A Reggio-inspired studio is first and foremost a learning environment. It is not a curriculum, a technique, nor a sequence for building skills toward desired and pre-established outcomes. In a Reggio-inspired music studio, acquiring such skills as pitch matching, beat acquisition, rhythmic ability, and melodic accuracy are important, but these abilities are not the goal of studio activities. The music studio is based on the philosophical assumption that all children have a natural capacity to develop musical skills and abilities therefore these talents can be developed naturally while practicing and refining the art.
In Reggio terms, the studio is where children build an artistic vocabulary. This vocabulary is built by introducing key elements and processes of a particular art.

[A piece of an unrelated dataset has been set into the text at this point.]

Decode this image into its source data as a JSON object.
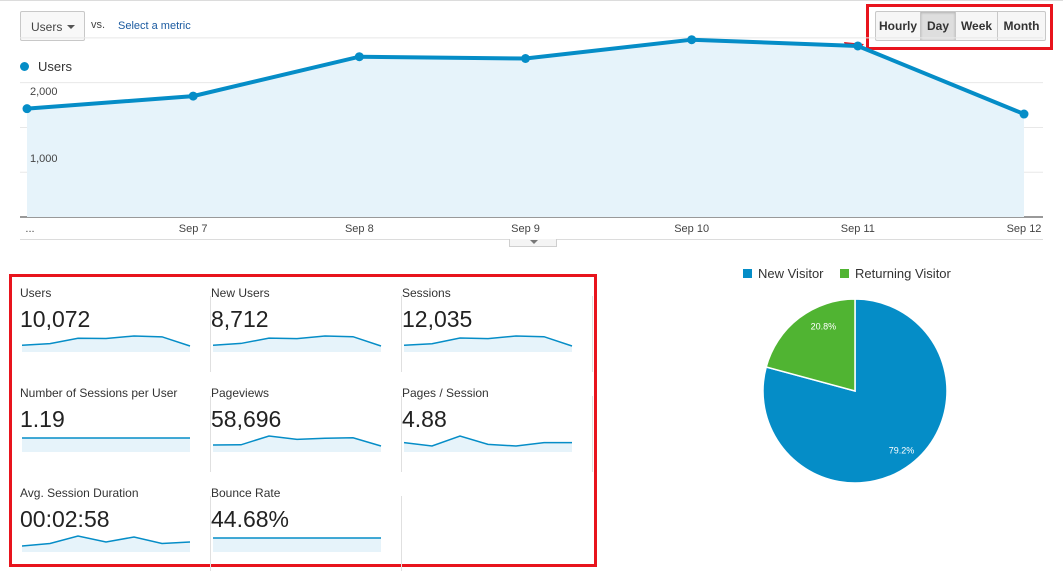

As children become comfortable and familiar with the elements and processes, they begin to gain the ability to express ideas more fluently through the medium of that artistic language. In addition, aesthetics are particularly important for studio learning. Art studios, referred to in Italian as “ateliers,” are carefully set up to look inviting and pleasing to the eye, because in Reggio terms, the “environment is the third teacher.”
Malaguzzi, L. (1998). History, ideas, and basic philosophy. In C. P. Edwards, L. Gandani, & G. Forman (Eds.), The one hundred languages of children: The Reggio Emilia approach—Advanced reflections (pp. 49–97). Westport, CT: Ablex Publishing.